'Energy and climate are key pillars of UK-India relationship'
Speaking notes of speech by British High Commissioner to India Dominic Asquith at national conference on energy data in New Delhi, 10 August.
Congratulate Government of India, and in particular NITI Aayog, for organising this conference today and truly excellent UK India energy and climate collaboration.
The UK-India partnership is strong. Energy and climate already key pillars of our bilateral relationship. I want this partnership to grow even further into an even more powerful partnership for growth.
The UK and India believe that providing secure, sustainable and affordable energy for our citizens is a top priority for both our countries, as is the shared aim of reducing our dependence on imported energy.
Delighted UK and India are collaborating across this full range of issues, to ensure shared energy security and a sustainable future. The UK has the largest foreign direct investment in energy sector in India – BP- RIL deal worth $7.2 billion.
We also believe in taking practical action. So the UK is collaborating with India on energy through a multiple and diverse set of bilateral programmes. These programmes will enhance energy security and energy access, deepen research collaborations, increase the flow of investments into India, support low-carbon transition, boost bilateral trade and combat climate change.
Examples of these include:
- UK expertise from the UK’s Carbon Trust is helping India develop its own £500 million Energy Conservation Fund
- UK helped certification of $300 million on London Stock Exchange NTPC Green Masala Bond - oversubscribed more to follow
- UK Green Investment Bank has £200 million of UK government funding to invest overseas and are actively looking at opportunities
- UK used technical assistance to help the Government of Karnataka prepare a workable business model for the country’s largest solar park (1,600 MW, worth £5 billion)
- UK funded £10 million UK supported expertise for power sector reform - more in the pipeline (£5 million on energy access)
When our two Prime Ministers met during PM Modi’s visit to the UK last year they committed to strengthening this energy partnership even further, including by holding regular energy summits between our two countries. I’m pleased to say that we hope to hold the first of these this autumn. The Prime Ministers also signed deals worth £3.2 billion on clean energy to further our collaboration.
Congratulate India on the ambitious targets it has set and its domestic action (175 GW of energy from non-fossil fuel sources by 2022)
The IESS 2047 Tool:
The India Energy Security Scenarios 2047 (IESS) calculator is an important tool to develop well-informed energy planning which will help design the most appropriate policies to for example deliver reliable and secure energy and energy to millions who currently don’t have access to it.
We need to plan our energy demand and supplies in a way which is sustainable for the long term. The IESS is a tool which plays a pivotal role in developing policies for a sustainable future. This will also help in combatting one of the most pressing problems of today – climate change
Our longstanding partnership with Niti Aayog on the India Energy Security Scenarios (IESS) 2047 is an outstanding example of our collaboration, and one which we are all rightly proud of.
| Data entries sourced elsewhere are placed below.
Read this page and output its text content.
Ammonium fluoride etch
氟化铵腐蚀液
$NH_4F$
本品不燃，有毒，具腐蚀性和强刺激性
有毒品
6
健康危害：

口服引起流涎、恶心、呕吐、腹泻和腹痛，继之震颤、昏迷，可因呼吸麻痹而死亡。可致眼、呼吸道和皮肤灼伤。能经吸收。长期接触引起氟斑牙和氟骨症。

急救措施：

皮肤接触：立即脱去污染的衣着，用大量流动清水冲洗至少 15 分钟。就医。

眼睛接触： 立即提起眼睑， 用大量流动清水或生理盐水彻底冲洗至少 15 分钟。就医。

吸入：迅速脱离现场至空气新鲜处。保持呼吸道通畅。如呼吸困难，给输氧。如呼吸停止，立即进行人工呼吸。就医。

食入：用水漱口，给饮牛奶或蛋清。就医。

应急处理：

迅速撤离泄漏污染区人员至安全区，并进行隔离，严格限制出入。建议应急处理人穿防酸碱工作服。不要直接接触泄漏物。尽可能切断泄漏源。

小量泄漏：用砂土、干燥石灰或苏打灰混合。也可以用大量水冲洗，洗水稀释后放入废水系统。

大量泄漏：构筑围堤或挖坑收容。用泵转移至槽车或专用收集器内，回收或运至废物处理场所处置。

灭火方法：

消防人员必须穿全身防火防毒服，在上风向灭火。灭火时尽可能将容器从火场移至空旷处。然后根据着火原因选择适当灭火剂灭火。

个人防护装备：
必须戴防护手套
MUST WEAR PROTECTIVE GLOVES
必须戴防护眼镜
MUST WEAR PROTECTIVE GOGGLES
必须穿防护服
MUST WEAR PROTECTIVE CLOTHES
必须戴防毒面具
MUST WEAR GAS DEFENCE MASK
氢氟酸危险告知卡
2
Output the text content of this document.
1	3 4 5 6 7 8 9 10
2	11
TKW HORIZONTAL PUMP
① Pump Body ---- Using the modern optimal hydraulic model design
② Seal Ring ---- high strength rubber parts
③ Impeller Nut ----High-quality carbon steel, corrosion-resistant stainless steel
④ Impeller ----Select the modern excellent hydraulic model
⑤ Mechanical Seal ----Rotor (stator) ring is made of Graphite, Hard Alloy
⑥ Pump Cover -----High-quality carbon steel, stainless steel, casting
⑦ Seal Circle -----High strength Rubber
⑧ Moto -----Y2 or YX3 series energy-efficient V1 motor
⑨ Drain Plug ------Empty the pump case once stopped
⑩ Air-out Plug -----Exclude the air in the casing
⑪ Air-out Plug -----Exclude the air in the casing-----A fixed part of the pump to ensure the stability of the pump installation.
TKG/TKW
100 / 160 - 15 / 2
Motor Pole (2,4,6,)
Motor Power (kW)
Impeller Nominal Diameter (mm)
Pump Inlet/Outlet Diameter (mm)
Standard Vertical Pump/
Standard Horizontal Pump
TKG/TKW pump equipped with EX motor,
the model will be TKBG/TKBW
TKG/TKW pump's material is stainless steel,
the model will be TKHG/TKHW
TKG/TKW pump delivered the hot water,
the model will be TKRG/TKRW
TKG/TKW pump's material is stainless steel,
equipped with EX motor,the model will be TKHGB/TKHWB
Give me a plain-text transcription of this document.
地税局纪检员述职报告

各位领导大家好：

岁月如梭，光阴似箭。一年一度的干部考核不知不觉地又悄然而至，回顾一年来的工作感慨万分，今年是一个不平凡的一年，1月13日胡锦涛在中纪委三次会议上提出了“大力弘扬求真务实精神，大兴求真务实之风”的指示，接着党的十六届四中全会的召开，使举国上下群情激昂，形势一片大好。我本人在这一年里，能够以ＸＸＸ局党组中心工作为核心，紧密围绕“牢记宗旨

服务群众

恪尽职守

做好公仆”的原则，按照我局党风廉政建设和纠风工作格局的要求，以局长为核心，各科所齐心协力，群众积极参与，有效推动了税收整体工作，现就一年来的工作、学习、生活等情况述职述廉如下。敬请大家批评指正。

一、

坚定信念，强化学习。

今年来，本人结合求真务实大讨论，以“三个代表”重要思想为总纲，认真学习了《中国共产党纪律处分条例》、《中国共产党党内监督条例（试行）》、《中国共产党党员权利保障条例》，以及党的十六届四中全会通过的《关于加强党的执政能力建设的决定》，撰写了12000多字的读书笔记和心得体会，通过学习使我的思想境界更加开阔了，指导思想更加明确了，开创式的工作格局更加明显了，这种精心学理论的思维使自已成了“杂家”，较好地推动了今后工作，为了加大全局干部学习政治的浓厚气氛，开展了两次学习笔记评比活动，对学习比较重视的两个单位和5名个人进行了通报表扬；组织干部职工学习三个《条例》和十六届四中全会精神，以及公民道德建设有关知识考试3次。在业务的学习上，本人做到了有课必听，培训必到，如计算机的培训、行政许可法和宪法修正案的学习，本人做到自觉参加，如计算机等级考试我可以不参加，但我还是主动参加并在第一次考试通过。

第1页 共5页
We believe that access to transparent, open access and reliable data is critical in developing the right policies. The IESS tool is a great example of providing access to informative and reliable data.
Our collaboration started more than three years ago when we both wanted to find innovative solutions to meet our long-term energy challenges.
Delighted that India chose the UK energy modelling tool: the 2050 calculator to develop their own pan India energy calculator: the IESS 2047. The 2050 calculator has proved instrumental in informing UK policies, in particular on ways to deliver the emissions commitments in our historic Climate Change Act of 2008.
But why did we choose 2047 and 2050? Why such a long-term approach? It’s clear that whatever energy technology we invest in today will have implications throughout its lifetime. We need the data and evidence on which to make these decisions. Because we’ve got to get them right.
The IESS 2047 was specifically designed to meet these needs – and to enhance energy access and deliver energy security. It is a great example of practical action to plan future energy choices, support the fight against climate change, provide affordable and sustainable energy, including to those currently without, and enhance India’s domestic energy production.
Importantly it was also envisaged as a public engagement platform. For the first time the public is able to visualise and contribute to India’s energy planning through using this user friendly, inclusive tool.
As a result it is a very powerful tool having the potential to make a real-life difference to policy making and investors alike taking strategic decisions on future energy planning. Decisions that critically both deliver value for money and drive economic growth.
The India model has also won widespread praise as being one of the best and most transparent amongst more than 17 countries which have now developed their own country energy models including China, Belgium and South Africa.
Our collaboration on this tool is a strong example of how two countries can come together, take an idea, improve it and both benefit from it.
The work Niti Aayog has informed the evolution of our tool and the UK has learnt much from the intellectual rigour applied to the Indian model.
I’m very proud to say that UK India collaboration on energy modelling is now entering its 3rd Phase. Indeed today we will sign off our new partnership with NITI Aayog.
In this next phase we will work together on fine-tune the model, as well as sharing policy lessons to inform national energy planning processes.